Let’s take a look at three big questions for the Calgary Flames for the 2019-20 season.
1. Who is going to stop the puck?
There is probably no question that will impact the Flames more than this one.
Goaltending has been a constant struggle for nearly a decade now as the team has not finished higher than 15th in save percentage since the 2011-12 season, and hasn’t finished higher than 20th since the 2013-14 season. That is simply not championship caliber goaltending, and it was probably the single biggest weakness the team had this past season.
David Rittich was a nice surprise, but he struggled down the stretch and is still a bit of an unknown entering this season. Challenging him for playing time will be Cam Talbot who was brought in on a one-year deal to replace Mike Smith.
The Flames have elite, high-end forwards and a strong defense that is carried by Norris Trophy winning blue-liner Mark Giordano.
That core at forward and defense is good enough to compete for a championship right now and maybe even win one if everything goes right. Goaltending, however, is going to be the biggest “make-or-break” aspect of this team and if things do not dramatically improve in net it is going to be an impossible obstacle to overcome.
[MORE: 2018-19 in review | Under Pressure: Treliving | Talbot the X-Factor]
2. What can they get out of Milan Lucic?
James Neal‘s brief tenure with the Flames did not go as anyone could have planned it, so it is not really a surprise they were willing to part ways with a 32-year-old winger coming off of a down year.
What is a surprise is that they traded him for Milan Lucic, a player that is regarded to have one of the worst contracts in hockey.
How badly has Lucic’s career deteriorated in recent years? He scored just 16 goals over the past two years and has looked like a player that is simply not built for the modern day, faster paced NHL.
If the Flames think they can rejuvenate his career or that his size and physical presence is going to dramatically alter the success they are likely setting themselves up for disappointment. They didn’t get upset in the first round by the Colorado Avalanche because they weren’t big enough or physical enough — they lost because they were outplayed by a faster team that is quickly emerging as a powerhouse in the Western Conference. Giving Lucic a significant role and assigning him to be the muscle to “protect” their stars as a deterrent is only going to hold them back.

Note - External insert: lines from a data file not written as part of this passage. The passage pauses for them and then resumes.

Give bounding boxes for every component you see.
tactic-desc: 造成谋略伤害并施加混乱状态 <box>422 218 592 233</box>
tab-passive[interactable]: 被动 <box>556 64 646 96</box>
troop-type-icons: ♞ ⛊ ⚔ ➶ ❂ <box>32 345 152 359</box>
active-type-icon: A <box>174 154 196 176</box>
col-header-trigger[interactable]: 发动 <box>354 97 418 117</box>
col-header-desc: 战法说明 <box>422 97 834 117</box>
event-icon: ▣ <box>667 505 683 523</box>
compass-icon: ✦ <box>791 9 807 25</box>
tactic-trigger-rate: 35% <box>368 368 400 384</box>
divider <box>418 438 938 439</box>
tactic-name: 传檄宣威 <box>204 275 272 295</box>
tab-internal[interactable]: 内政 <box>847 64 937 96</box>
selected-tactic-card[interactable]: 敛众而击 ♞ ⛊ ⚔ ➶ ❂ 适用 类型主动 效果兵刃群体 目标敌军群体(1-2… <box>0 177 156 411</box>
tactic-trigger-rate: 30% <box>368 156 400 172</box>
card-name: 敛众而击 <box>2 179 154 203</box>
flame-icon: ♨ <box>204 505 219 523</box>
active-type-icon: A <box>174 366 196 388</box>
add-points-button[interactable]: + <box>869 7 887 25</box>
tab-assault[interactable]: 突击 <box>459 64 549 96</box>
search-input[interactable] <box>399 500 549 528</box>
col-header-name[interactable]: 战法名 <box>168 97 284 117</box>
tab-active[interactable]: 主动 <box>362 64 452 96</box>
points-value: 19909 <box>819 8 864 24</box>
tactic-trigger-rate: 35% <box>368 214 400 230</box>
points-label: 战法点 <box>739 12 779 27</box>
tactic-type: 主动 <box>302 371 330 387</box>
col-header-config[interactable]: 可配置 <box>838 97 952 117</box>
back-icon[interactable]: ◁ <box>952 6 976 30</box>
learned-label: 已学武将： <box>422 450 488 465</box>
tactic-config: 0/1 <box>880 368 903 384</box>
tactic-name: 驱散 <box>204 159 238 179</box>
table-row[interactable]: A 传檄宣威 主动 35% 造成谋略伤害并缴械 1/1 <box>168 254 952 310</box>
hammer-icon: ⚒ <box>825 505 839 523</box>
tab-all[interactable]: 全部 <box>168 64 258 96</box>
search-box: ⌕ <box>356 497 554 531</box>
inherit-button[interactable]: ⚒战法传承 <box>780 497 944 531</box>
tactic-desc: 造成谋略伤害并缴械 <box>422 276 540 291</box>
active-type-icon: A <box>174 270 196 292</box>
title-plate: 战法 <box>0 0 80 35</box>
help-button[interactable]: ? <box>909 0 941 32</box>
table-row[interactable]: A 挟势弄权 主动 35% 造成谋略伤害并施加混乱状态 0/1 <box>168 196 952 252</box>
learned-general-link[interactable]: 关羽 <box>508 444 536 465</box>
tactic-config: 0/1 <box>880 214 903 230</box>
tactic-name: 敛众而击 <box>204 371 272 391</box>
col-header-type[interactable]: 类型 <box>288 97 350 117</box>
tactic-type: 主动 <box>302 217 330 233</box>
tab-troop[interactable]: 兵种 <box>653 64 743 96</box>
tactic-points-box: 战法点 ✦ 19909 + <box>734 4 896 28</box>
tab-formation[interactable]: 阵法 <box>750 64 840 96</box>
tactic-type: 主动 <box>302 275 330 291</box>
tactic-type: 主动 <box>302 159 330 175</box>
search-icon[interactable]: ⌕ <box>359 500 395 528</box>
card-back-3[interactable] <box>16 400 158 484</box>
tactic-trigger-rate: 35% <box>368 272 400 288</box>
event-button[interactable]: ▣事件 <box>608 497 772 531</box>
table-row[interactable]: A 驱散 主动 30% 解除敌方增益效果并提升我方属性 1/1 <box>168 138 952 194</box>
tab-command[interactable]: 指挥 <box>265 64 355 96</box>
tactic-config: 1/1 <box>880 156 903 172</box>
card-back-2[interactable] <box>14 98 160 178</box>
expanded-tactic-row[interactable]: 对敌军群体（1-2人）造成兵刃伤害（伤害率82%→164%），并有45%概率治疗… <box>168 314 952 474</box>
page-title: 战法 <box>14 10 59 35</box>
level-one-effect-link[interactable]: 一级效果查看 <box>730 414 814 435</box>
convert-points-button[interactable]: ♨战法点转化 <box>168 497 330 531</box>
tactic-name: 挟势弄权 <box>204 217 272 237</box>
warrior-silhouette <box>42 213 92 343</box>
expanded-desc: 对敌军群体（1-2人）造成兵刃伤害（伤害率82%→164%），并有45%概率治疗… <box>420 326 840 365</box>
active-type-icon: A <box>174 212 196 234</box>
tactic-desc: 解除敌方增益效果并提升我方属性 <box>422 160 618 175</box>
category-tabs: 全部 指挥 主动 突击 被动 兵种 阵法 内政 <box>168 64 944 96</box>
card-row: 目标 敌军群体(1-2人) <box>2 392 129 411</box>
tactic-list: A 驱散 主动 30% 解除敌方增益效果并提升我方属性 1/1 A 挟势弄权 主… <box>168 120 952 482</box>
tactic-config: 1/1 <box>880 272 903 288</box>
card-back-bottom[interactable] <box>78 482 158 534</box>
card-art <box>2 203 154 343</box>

If they play him in the bottom-six role he should be in they are committing $6 million in salary cap space to a player that isn’t going to give them that sort of a return on their investment.
Maybe they had to trade Neal, but trading him for a worse player with a worse (and buyout proof!) contract doesn’t seem to move the needle much in the right direction.
3. Will Johnny Gaudreau‘s playoff luck finally change?
Gaudreau has blossomed into a superstar for the Flames and is one of the league’s most dynamic offensive game-changers. He is the definition of an impact player and one that can take over a game on any given night, and he has consistently done that for the better part of the past three seasons.
The problem: It has not yet happened for him in the playoffs.
In his past two playoff appearances Gaudreau has scored zero goals in nine games while managing just three assists. Not great for a player that has been one of the best point producers in the league.
It’s easy (and lazy) to write that off as him “not being a playoff player” or being “too small.” It is most likely a lot of bad luck. It is not as if Gaudreau has lacked chances in those playoff games. He still generated shots and he still created chances — he just hasn’t had the puck go in the net. That is not an uncommon development for any player. Pick out any superstar in the league and look at their postseason careers and you will find extended stretches over multiple postseasons where they did not consistently score goals. Gaudreau is too good, too talented, and too productive to be shut down in the playoffs.